Em 8 de janeiro de 2016, o governo do Chhattisgarh, na Índia, aprovou uma ordem cancelando os direitos dos moradores de Ghatbara sobre uma área de “floresta comunitária” que lhes tinha sido concedida vários anos antes, sob a Lei de Direitos Florestais (1 ). Embora as comunidades afetadas e especialistas em direito questionem a legalidade da ação do governo do estado, há outro aspecto marcante relacionado a essa decisão. O governo anulou os direitos da aldeia porque eles estariam sendo usados para se opor à mineração de carvão na região. Acontece que as pessoas realmente têm muito boas razões para fazê-lo.
Minas de carvão e a floresta de Hasdeo
No centro do debate está a região conhecida como Hasdeo Arand (ou Hasdeo Aranya – floresta de Hasdeo). A Hasdeo Arand tem florestas profundas na região central da Índia, mas também enormes depósitos de carvão. Essa região, com suas florestas muito ricas, foi marcada como área “excluída” na proposta de classificação “excluídas/incluídas”, que especificava as áreas florestais onde a mineração seria permitida.
Apesar dessa categorização, em junho de 2011, o então Ministro de Estado do Meio Ambiente e Florestas concedeu licença florestal para mineração nos blocos de carvão de Tara, Parsa Ocidental e Kante Basan, por meio de um decreto. Os blocos de carvão foram atribuídos à empresa de energia Rajasthan Vidyut Utpadan Nigam Limited (RVUNL), do governo do Rajastão. A mineração propriamente dita é feita por uma empresa do grupo Adani, que implanta e opera as minas.
Quando a mineração teve início, as comunidades locais começaram a sofrer com os muitos impactos negativos. Durante uma recente visita à área, as pessoas se queixaram de que a mineração havia destruído suas terras e sua água. “Nossas terras inteiras estão cobertas de poeira. Quando chove, essa poeira é lavada para os campos. A produção de cultivos em nossas terras também diminuiu como resultado disso”, disse um dos moradores na aldeia de Salhi, próxima às áreas de mineração. Eles também apontaram que a mineração afetou muito os níveis das águas subterrâneas.
Pode-se observar que a mineração, principalmente a céu aberto, implica cavar um buraco enorme que pode puxar águas subterrâneas de áreas próximas. Na aldeia de Parsa, onde as pessoas costumavam fazer duas colheitas por ano, os níveis das águas subterrâneas caíram e elas só conseguem um cultivo. O movimento de caminhões pesados não só aumentou a poeira, mas também resultou em uma série de acidentes, ferindo a população local (um morador estimou, na época da visita, que cerca de 700 caminhões atravessavam a aldeia todos os dias).
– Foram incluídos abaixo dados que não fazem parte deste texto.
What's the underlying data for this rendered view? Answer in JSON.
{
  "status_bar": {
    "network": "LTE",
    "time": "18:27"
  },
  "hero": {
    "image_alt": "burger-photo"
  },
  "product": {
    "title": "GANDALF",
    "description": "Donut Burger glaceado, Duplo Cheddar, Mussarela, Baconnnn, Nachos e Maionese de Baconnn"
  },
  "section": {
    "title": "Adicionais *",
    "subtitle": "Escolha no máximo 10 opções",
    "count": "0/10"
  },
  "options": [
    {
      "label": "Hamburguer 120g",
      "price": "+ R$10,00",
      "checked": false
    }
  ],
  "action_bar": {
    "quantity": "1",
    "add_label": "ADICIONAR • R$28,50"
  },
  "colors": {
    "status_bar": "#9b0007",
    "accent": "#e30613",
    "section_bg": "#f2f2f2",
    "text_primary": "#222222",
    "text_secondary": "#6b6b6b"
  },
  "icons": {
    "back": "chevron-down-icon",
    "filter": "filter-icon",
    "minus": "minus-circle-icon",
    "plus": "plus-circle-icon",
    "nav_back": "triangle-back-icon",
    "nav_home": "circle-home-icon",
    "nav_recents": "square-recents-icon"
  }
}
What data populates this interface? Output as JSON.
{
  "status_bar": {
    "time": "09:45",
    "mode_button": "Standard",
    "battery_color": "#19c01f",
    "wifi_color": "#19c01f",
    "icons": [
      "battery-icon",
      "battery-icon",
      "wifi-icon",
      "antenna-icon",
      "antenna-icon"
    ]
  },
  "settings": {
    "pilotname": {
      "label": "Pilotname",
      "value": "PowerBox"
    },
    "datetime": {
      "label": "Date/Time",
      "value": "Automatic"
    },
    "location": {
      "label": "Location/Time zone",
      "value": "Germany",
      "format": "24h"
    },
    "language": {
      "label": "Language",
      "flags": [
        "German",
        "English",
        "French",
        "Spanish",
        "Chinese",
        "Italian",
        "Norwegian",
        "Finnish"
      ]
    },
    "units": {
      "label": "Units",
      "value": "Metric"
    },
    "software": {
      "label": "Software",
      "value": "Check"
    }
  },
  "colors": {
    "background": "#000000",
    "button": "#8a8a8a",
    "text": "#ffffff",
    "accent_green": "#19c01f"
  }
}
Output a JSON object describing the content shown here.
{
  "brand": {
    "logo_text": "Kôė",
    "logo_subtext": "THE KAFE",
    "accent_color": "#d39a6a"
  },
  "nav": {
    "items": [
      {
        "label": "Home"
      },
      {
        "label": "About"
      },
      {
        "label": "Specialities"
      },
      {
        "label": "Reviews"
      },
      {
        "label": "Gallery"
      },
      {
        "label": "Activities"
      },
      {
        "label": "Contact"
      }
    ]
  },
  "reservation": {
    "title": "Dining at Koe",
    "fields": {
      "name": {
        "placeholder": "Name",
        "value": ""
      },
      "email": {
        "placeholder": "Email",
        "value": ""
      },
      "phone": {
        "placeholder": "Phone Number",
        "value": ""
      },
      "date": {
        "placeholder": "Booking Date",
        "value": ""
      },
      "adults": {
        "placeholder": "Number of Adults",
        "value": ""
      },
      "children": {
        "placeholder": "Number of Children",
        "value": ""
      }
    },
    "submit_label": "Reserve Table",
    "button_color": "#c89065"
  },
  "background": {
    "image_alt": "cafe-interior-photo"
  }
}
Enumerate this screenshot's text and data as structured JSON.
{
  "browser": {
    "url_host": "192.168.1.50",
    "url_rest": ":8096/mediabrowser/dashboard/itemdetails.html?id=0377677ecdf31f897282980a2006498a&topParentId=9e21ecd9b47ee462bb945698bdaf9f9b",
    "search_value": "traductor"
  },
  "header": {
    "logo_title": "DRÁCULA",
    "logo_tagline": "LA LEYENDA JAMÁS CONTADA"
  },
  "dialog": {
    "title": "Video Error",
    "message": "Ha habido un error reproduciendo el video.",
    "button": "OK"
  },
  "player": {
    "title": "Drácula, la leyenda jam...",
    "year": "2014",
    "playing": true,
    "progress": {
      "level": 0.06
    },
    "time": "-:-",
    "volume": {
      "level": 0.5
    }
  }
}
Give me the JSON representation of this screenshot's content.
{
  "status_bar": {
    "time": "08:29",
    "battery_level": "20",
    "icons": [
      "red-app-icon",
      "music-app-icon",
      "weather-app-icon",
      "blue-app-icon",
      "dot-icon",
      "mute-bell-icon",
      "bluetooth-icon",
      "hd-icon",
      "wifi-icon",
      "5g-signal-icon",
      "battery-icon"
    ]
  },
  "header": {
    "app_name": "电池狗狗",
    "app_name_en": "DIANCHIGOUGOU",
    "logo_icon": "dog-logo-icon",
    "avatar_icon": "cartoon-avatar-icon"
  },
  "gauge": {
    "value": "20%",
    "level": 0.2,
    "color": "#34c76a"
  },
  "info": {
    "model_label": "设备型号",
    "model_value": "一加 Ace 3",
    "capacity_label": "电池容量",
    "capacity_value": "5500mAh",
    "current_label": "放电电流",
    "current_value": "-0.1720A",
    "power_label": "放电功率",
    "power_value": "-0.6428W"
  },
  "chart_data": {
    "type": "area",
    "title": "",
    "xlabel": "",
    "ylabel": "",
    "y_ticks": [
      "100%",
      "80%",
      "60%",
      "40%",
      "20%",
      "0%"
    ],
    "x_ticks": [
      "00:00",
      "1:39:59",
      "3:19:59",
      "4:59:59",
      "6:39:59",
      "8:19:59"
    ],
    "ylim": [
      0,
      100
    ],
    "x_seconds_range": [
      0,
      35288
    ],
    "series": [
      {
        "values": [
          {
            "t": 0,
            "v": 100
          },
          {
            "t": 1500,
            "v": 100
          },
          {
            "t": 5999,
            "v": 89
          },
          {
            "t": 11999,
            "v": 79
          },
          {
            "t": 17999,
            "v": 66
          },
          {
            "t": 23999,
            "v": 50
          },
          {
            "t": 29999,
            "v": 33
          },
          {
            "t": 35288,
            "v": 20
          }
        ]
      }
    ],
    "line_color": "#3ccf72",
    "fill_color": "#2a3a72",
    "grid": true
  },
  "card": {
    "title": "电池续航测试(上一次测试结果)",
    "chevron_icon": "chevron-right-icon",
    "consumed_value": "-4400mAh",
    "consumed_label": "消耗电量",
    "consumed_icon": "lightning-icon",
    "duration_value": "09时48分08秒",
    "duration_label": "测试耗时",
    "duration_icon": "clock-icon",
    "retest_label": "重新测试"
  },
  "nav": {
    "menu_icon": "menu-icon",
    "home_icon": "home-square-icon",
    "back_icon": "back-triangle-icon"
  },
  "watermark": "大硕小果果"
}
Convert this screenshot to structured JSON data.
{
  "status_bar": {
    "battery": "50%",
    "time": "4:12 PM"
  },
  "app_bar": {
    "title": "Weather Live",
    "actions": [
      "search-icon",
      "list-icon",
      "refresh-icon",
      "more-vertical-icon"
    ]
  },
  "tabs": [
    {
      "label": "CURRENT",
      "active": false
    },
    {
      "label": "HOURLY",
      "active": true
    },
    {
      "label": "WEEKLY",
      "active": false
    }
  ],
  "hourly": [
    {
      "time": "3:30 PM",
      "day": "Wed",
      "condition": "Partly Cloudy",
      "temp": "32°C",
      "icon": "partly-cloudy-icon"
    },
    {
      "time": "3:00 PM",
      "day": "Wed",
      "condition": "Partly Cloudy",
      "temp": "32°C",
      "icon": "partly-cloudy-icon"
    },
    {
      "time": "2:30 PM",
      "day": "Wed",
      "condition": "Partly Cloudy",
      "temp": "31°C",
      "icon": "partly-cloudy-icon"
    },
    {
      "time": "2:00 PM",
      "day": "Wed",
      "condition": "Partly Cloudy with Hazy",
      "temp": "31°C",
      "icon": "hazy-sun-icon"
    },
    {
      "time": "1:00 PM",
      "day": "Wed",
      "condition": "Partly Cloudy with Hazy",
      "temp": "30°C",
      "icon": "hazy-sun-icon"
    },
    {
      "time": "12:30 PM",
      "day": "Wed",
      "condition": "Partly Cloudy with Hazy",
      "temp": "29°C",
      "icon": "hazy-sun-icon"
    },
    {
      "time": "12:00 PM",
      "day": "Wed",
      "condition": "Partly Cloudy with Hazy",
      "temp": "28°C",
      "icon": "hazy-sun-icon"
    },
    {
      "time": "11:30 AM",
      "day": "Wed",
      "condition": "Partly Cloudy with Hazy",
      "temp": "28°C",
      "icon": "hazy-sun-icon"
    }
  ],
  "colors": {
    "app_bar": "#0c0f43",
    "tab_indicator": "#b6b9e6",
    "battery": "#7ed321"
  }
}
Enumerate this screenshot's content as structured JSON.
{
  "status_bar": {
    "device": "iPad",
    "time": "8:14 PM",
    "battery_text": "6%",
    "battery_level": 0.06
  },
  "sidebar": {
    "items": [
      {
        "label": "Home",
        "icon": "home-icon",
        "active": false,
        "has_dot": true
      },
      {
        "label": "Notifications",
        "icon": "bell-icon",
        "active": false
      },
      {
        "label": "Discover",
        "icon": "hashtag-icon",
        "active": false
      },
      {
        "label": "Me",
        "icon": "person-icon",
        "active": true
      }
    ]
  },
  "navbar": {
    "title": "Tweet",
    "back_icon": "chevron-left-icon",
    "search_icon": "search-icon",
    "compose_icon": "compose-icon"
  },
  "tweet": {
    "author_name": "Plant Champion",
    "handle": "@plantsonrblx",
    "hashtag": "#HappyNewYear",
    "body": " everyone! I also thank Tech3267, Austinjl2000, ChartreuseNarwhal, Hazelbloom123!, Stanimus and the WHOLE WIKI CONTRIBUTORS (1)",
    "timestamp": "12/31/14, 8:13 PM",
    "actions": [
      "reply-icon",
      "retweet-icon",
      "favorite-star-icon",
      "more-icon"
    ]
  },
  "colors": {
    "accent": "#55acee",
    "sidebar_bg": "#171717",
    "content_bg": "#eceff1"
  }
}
No entanto, o mais grave de todos os problemas tem sido a contaminação das fontes de água locais, incluindo váriosnallahs (córregos) nos quais costumava fluir água clara e limpa. As minas começaram a despejar água contaminada diretamente na corrente, principalmente o nallah Ghatbarra. Essa água cheia de poluentes e sedimentos tornou o córrego inutilizável para o povo e seu gado. A pesca – muito importante para o sustento das pessoas – também foi afetada.
As pessoas começaram a protestar, mas seus apelos foram ignorados. Em um grave acidente, cerca de 14 animais morreram em um dos nallahs devido à água poluída. Só depois de longos protestos, e quando as pessoas se queixaram à Autoridade Florestal local em Ambikapur, o responsável fez algumas investigações e forçou a mineradora a deixar de despejar água contaminada.
O impacto sobre o nallah Ghatbarra foi tão forte que até mesmo o Ministério do Meio Ambiente, Florestas e Mudanças Climáticas (MEFCC, na sigla em inglês) levantou preocupações. A Adani Enterprises Limited propôs a criação de uma central térmica de 270 MW na área de mineração, uma usina de energia à base de rejeitos da lavagem de carvão. Apesar de considerar a solicitação, o Comitê Especializado de Avaliação do MEFCC impôs à empresa, em janeiro de 2016, a condição que “o Barra nalla deve ser restaurado a seu estado original”.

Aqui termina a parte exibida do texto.